Wish You Were Here: Huay Tung Tao Lake, Thailand

Winter never touches Thailand. From November through February, Thailand’s cool season is a perfect summer of endlessly sunny days that peak in the upper eighties. Chiang Mai is blessedly devoid of the shirt-sticking humidity Bangkok is known for, and so going to Huay Tung Tao lake is a lot like going to a lake back home. It’s a perfect way to spend a Sunday.

Desultory laughter echoes all around, but the sun is too bright to see anything but silhouettes splashing out in the water against the shady background of the foothills that rise above the lake. I can’t remember the last time I smelled a lake in summertime. South African breezes were always full of brine. Luckily, lakes must smell the same all over the world: a contradiction of laziness and freshness, fresher and sharper in the cool mornings, languid and hot in the still afternoons.

We haven’t been near a grassy area larger than a couple hundred metres since Kobe, Japan, and didn’t realize how much we missed the freedom to stop and take a deep breath without worrying what smells might assault us, or that we’d be in the way of a slew of people coming up from behind.

Our neighborhood in Chiang Mai often smells like raw sewage or exhaust. Our roads are pocked with holes and open manhole covers and lined by open ditches, our sidewalks do not exist. The ground is neither wholly concrete nor dirt; it’s just the dusty milieu of flies, rats, roadkill, and poop. None of this bothers me anymore.

We downshift into dirty street mode and plod along. After all, we could be far from grocery stores or places for Spencer to play, or worse, we could be in a tourist area, where there are sidewalks but no room to walk on them amidst the crowds milling around stall upon stall, each selling the same cheap harem pants and Chang beer tee shirts that are sold in Bangkok and made in China.

No, the aging apartment building at the end of a quiet alley suits us well for now, but it is nice to remember the feeling of open spaces, and of course the smell of the lake.

We let Spencer play in the mud at Huay Tung Tao for half an hour, and listen to the teenaged boys splashing each other. I love that unlike other commonplace lakes and rivers who pretend to be full-fledged wonders of nature with “scenic boardwalks” and a bevy of restaurants with names like “River View,” Huang Tong lake has no pretensions.

There are few people and there is zero decoration. It’s just a lake. Teenagers come there to splash around like kids without worrying whether or not they’re cool, kids come there to push each other in a half-deflated inner tube, babies come there to get dirty in the mud, and parents come there to eat and drink beer in the huts near the shore without worrying about their kids.
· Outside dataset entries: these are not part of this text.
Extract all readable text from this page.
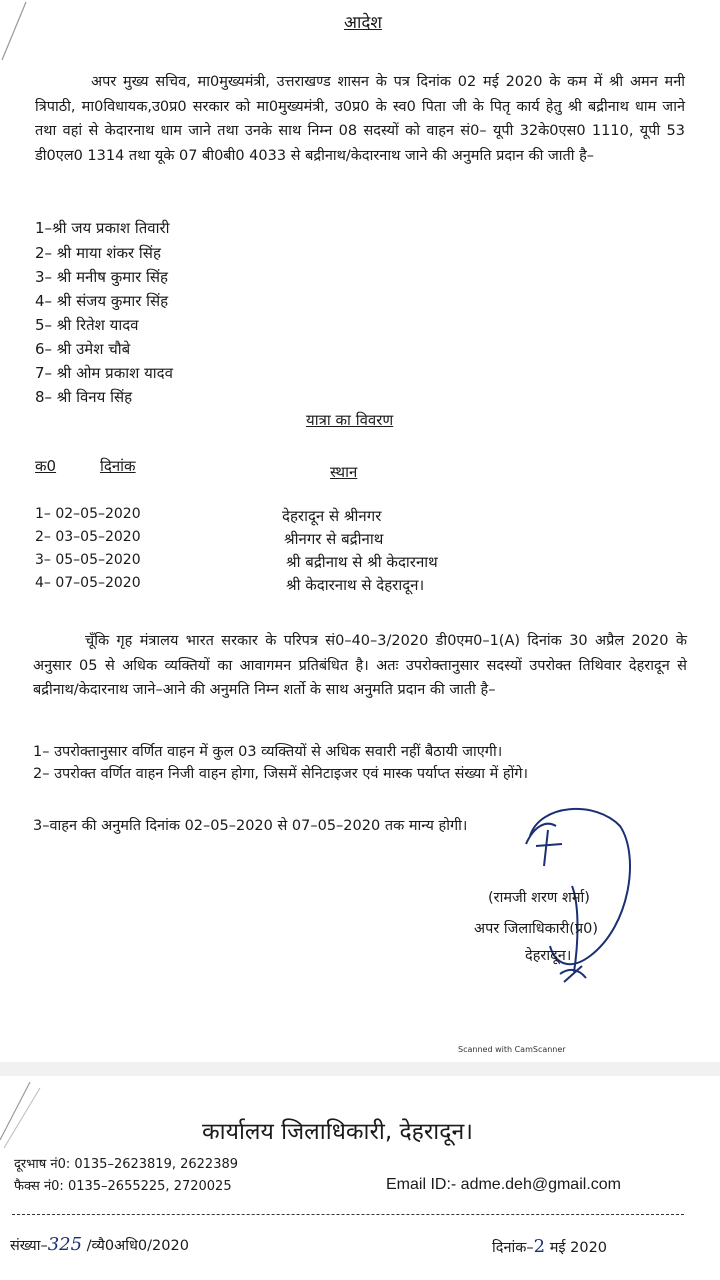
आदेश

अपर मुख्य सचिव, मा0मुख्यमंत्री, उत्तराखण्ड शासन के पत्र दिनांक 02 मई 2020 के कम में श्री अमन मनी त्रिपाठी, मा0विधायक,उ0प्र0 सरकार को मा0मुख्यमंत्री, उ0प्र0 के स्व0 पिता जी के पितृ कार्य हेतु श्री बद्रीनाथ धाम जाने तथा वहां से केदारनाथ धाम जाने तथा उनके साथ निम्न 08 सदस्यों को वाहन सं0– यूपी 32के0एस0 1110, यूपी 53 डी0एल0 1314 तथा यूके 07 बी0बी0 4033 से बद्रीनाथ/केदारनाथ जाने की अनुमति प्रदान की जाती है–

1–श्री जय प्रकाश तिवारी
2– श्री माया शंकर सिंह
3– श्री मनीष कुमार सिंह
4– श्री संजय कुमार सिंह
5– श्री रितेश यादव
6– श्री उमेश चौबे
7– श्री ओम प्रकाश यादव
8– श्री विनय सिंह
यात्रा का विवरण
क0	दिनांक	स्थान
1– 02–05–2020	देहरादून से श्रीनगर
2– 03–05–2020	श्रीनगर से बद्रीनाथ
3– 05–05–2020	श्री बद्रीनाथ से श्री केदारनाथ
4– 07–05–2020	श्री केदारनाथ से देहरादून।

चूँकि गृह मंत्रालय भारत सरकार के परिपत्र सं0–40–3/2020 डी0एम0–1(A) दिनांक 30 अप्रैल 2020 के अनुसार 05 से अधिक व्यक्तियों का आवागमन प्रतिबंधित है। अतः उपरोक्तानुसार सदस्यों उपरोक्त तिथिवार देहरादून से बद्रीनाथ/केदारनाथ जाने–आने की अनुमति निम्न शर्तो के साथ अनुमति प्रदान की जाती है–

1– उपरोक्तानुसार वर्णित वाहन में कुल 03 व्यक्तियों से अधिक सवारी नहीं बैठायी जाएगी।

2– उपरोक्त वर्णित वाहन निजी वाहन होगा, जिसमें सेनिटाइजर एवं मास्क पर्याप्त संख्या में होंगे।

3–वाहन की अनुमति दिनांक 02–05–2020 से 07–05–2020 तक मान्य होगी।
(रामजी शरण शर्मा)
अपर जिलाधिकारी(प्र0)
देहरादून।
Scanned with CamScanner
कार्यालय जिलाधिकारी, देहरादून।
दूरभाष नं0: 0135–2623819, 2622389
फैक्स नं0: 0135–2655225, 2720025	Email ID:- adme.deh@gmail.com
संख्या–325 /व्यै0अधि0/2020	दिनांक–2 मई 2020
Eventually we walk over to one of the huts and are served a decently priced, decent tasting platter of pork with basil, sticky rice, chicken with basil, more sticky rice, and two cold cups of broth. Of course, a decent meal here would be an excellent Thai meal back home. While our public sanitation standards are lower now, our food standards are impossibly high. Thailand spoiled us with its insanely delicious, cheap food.

Spencer wants to leave the hut and go play on the beach. Normally I’d tell him to stay with us because I’m not finished, but today I can’t see why he shouldn’t go play by himself a few yards away. He wanders near some other children, and normally I’d watch him like a hawk, worrying that he’l take one of their toys and refuse to give it back.

For once, my parental neurosis has stayed back home in the city. Spencer never wanders out into the water, and if he did I’d see him. Although he does frequently steal other kids’ toys, he also says please first fairly often, and they can surely work it out on their own.

Sure enough, by the time we’ve paid the bill and the sun has turned the trees purple and the air pink, we start walking down the beach to find Spencer playing nicely with two boys at the edge of the water. They have lent him one of their shovels, and all three are happy agents of erosion, scooping up shovels of mud and tossing them out into the lake. But it’s a lake. There is nowhere for the mud to go. It will settle, and the water will eventually massage it back into place.

We walk past an aging fleet of swan boats toward the parking lot where a songthaew truck waits to take us back to the city. I notice that even the mosquitos are observing a day of rest. Spencer waves goodbye to the mournful dogs who sleep among the trees at the edge of the parking lot, and we ride back to the city. Huay Tung Tao’s scenery hasn’t been stunning, but it’s been scenery: an unobstructed view of trees and mountains after two weeks of tall buildings and the person in front of you in line. We paid $16.50 for the round trip ride from the city, $5.90 for our dinner, and in return we were refreshed by the simplicity of breathing deeply in a wide open natural space.

If you’re reading this I hope there’s an unadorned, inexpensive, respite in your near future, and the type of peace that will massage you, at least for a few hours, back into place.

 


Comments

One response to “Wish You Were Here: Huay Tung Tao Lake, Thailand”

  1. If your measure of a great post was the jealousy it illicits, then you are successful every time. 🙂 Hope you are enjoying the place and time together.